Fakta Sawit - Seri 5


Dalam beberapa tulisan yang dibuat sebelumnya telah disampaikan mengenai dampak ekonomi, sosial dan lingkungan dari sawit dalam menjalankan rantai bisnis yang dimilikinya. 
Sebagai salah satu komoditas unggulan Indonesia, sawit bukan semata komoditas penggerak nilai sebagaimana telah disebutkan di atas, namun sawit juga menawarkan pengenalan akan bentuk budaya dalam balutan industri khas Indonesia.
Tapi tahukah Anda bahwa industri sawit memiliki kompleksitas yang rumit dalam menghadapi tekanan dunia internasional.
Pada seri pembelajaran ini akan saya sampaikan mengenai hasil studi kasus yang telah dilakukan Uni Eropa dalam menjelaskan isu yang tengah dihadapi Industri Sawit.
Uni Eropa
Tekanan Uni Eropa akan industri sawit dirasakan cukup besar.

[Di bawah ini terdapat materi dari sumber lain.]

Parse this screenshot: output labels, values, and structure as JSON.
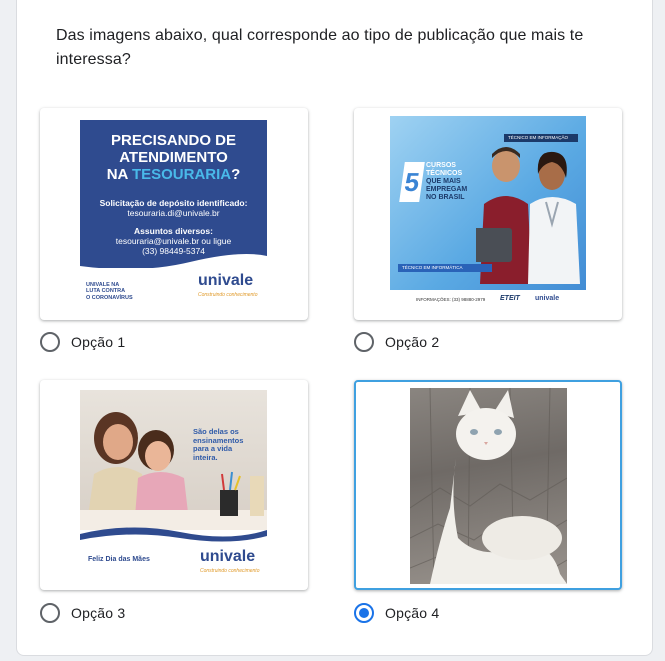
{
  "question": "Das imagens abaixo, qual corresponde ao tipo de publicação que mais te interessa?",
  "options": [
    {
      "label": "Opção 1",
      "selected": false
    },
    {
      "label": "Opção 2",
      "selected": false
    },
    {
      "label": "Opção 3",
      "selected": false
    },
    {
      "label": "Opção 4",
      "selected": true
    }
  ],
  "image1": {
    "title_line1": "PRECISANDO DE",
    "title_line2": "ATENDIMENTO",
    "title_line3_pre": "NA ",
    "title_line3_hl": "TESOURARIA",
    "title_line3_post": "?",
    "deposit_label": "Solicitação de depósito identificado:",
    "deposit_email": "tesouraria.di@univale.br",
    "other_label": "Assuntos diversos:",
    "other_contact": "tesouraria@univale.br ou ligue",
    "other_phone": "(33) 98449-5374",
    "corona_1": "UNIVALE NA",
    "corona_2": "LUTA CONTRA",
    "corona_3": "O CORONAVÍRUS",
    "logo": "univale",
    "tagline": "Construindo conhecimento"
  },
  "image2": {
    "five": "5",
    "line1": "CURSOS",
    "line2": "TÉCNICOS",
    "line3": "QUE MAIS",
    "line4": "EMPREGAM",
    "line5": "NO BRASIL",
    "badge": "TÉCNICO EM INFORMAÇÃO",
    "strip": "TÉCNICO EM INFORMÁTICA",
    "footer": "INFORMAÇÕES: (33) 98880-2979",
    "logo1": "ETEIT",
    "logo2": "univale"
  },
  "image3": {
    "text1": "São delas os",
    "text2": "ensinamentos",
    "text3": "para a vida",
    "text4": "inteira.",
    "feliz": "Feliz Dia das Mães",
    "logo": "univale",
    "tagline": "Construindo conhecimento"
  },
  "colors": {
    "selected_accent": "#1a73e8",
    "selected_border": "#3fa0e0"
  }
}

Dalam 1 dekade terakhir tentunya kita kerap mendengar tentang “penolakan” minyak sawit Indonesia di pasar Uni Eropa.
Adanya gap pengetahuan terkait industri ditenggarai menjadi salah satu penyebabnya, sehingga menjadi tidak salah apabila European Commission DG Environment menugaskan LMC International dan 3Keel untuk menyiapkan penelitian yang dirancang untuk:
(1)   Memperluas pengetahuan tentang aspek lingkungan, sosial dan ekonomi minyak sawit;
(2)   Menganalisa skema berkelanjutan yang berlaku, evaluasi kelengkapannya (terutama terkait aspek keanekaragaman hayati dan karbon) serta kaitkan dengan tujuan lingkungan di UE dan instrumen kebijakan internasional;
(3) Memeriksa inisatif yang ada di tingkat UE dan negara anggota serta di India dan Cina mengenai produksi berkelanjutan dan konsumsi minyak sawit


Dalam laporan yang telah dipublikasikan diurai bahwa perluasan budidaya kelapa sawit telah menghasilkan:
(1)   Penggundulan hutan;
(2)   Hilangnya keanekaragaman hayati dan emisi gas rumah kaca;
(3) Perluasan lahan (dibaca disini sebagai ekspansi industri) di lahan masyarakat yang telah mereka kelola secara turun-temurun;
(4)   Pelecehan tenaga kerja termasuk pekerja anak dan pekerja paksa
Bukti-bukti tentang keempat poin ini ada, namun diakui tidaklah lengkap.
Beberapa penjelasan atas bukti deforestasi, konversi lahan gambut dan kebakaran:
(1)   Deforestasi
Delegasi Uni Eropa di Indonesia menyatakan bahwa 55% dari hilangnya tutupan pohon secara keseluruhan di Indonesia di antara tahun 2000-2015 terjadi dalam konsesi legal,dimana sekitar sepertiganya disumbangkan oleh minyak sawit. Sebanyak 45% sisanya terjadi di luar konsesi legal.Studi penginderaan jarak jauh perkebunan di 20 negara menunjukkan bahwa sekitar 45% perkebunan kelapa sawit di Asia Tenggara berasal dari kawasan hutan pada tahun 1989. Di wilayah lain, penanaman di kawasan hutan lebih rendah: 31% di Amerika Selatan, 7% di Afrika dan 2% di Amerika Tengah.
(2)   Konversi Lahan gambut
Estimasi konversi atas lahan gambut menunjukkan 3,1 juta hektar lahan gambut yang saat ini telah tertutup oleh perkebunan sawit pada tahun 2015. Ini setara dengan 21% dari area gambut yang terdapat di Indonesia dan Malaysia.
(3)   Api
19% dari lahan yang terbakar di Indonesia pada tahun 2015 dan 16,6% kebakaran di Sumatera dan Kalimantan antara 2012 dan 2015 terjadi di dalam konsesi kelapa sawit. Namun, metode yang digunakan tidak memperhitungkan kebakaran yang telah dimulai oleh masyarakat yang tinggal di dalam atau di dekat perbatasan konsesi.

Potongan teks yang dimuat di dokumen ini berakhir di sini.